In the last couple of days, I have gotten so much more information about everything from orientation to classes to where I will be living. After months of waiting and wondering, my semester in Copenhagen is beginning! All the information I’ve been sent is a bit overwhelming since I’m not actually there yet. I can’t visualize where my classes will be held, or even where my home will be. I have a three-day orientation schedule, followed by my first full day of classes next Thursday, and I have no idea how to get from point A to point B. The majority of the classes I will be taking are international business-related, because I am in the Kelley School of Business in Bloomington. At the Danish Institute for Study Abroad, each of the professors was first a professional in his or her field, and I believe that will add an incredibly interesting element to all of my classes. But first, I have to get to Denmark! And that involves packing a suitcase or two.
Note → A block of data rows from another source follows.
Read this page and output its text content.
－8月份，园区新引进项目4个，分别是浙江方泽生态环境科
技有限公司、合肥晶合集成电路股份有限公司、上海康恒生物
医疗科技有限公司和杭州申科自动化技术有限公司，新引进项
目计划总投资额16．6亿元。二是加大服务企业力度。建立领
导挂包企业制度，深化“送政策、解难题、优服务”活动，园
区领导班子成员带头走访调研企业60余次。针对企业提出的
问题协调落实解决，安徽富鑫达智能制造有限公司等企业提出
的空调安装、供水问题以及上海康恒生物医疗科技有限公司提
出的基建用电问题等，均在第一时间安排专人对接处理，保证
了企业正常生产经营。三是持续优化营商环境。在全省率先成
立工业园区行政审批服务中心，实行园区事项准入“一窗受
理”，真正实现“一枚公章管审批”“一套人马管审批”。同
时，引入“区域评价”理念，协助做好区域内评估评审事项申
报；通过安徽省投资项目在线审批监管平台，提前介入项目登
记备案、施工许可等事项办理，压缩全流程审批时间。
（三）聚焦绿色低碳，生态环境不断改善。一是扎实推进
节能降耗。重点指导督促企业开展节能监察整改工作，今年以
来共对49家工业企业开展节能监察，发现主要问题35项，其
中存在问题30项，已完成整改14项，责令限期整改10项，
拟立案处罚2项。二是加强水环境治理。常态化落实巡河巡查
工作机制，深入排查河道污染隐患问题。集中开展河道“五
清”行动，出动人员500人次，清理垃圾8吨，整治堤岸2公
Packing for four months abroad is a task all on its own. I am a chronic over-packer, no matter where I go or how long I’m gone, so naturally I feel like I need to pack absolutely everything I own. I’ve researched how other people pack to study abroad, and more specifically, what I should pack for Copenhagen. I want to look like I belong there, and from what I’ve read, Copenhageners are quite fashion-forward. Two of the biggest takeaways I have from my readings are: Copenhageners love black and they love scarves. So I’m packing all the black clothing and scarves I own – let’s hope I blend in!

Another issue that I am preparing myself for is the Danish language. While I’ve been told that most people speak very good English (and thus far, this holds true for every Dane I’ve had the pleasure of speaking with), I want to learn as much Danish as I can. I will be taking a Danish Language & Culture course, and I am hoping my host family will be willing to listen to my attempts at speaking! So far, I know how to say, “Hello” (hej), “How are you?” (Hvordan har du det?) and “Excuse me” (Undskyld).  I have a long way to go, and I find Danish pronunciations counterintuitive, but I’m sure it will be fun to learn.

I only have four more days in the United States of America and I still have a long to-do list, but soon it will all be taken care of and I will be on my way!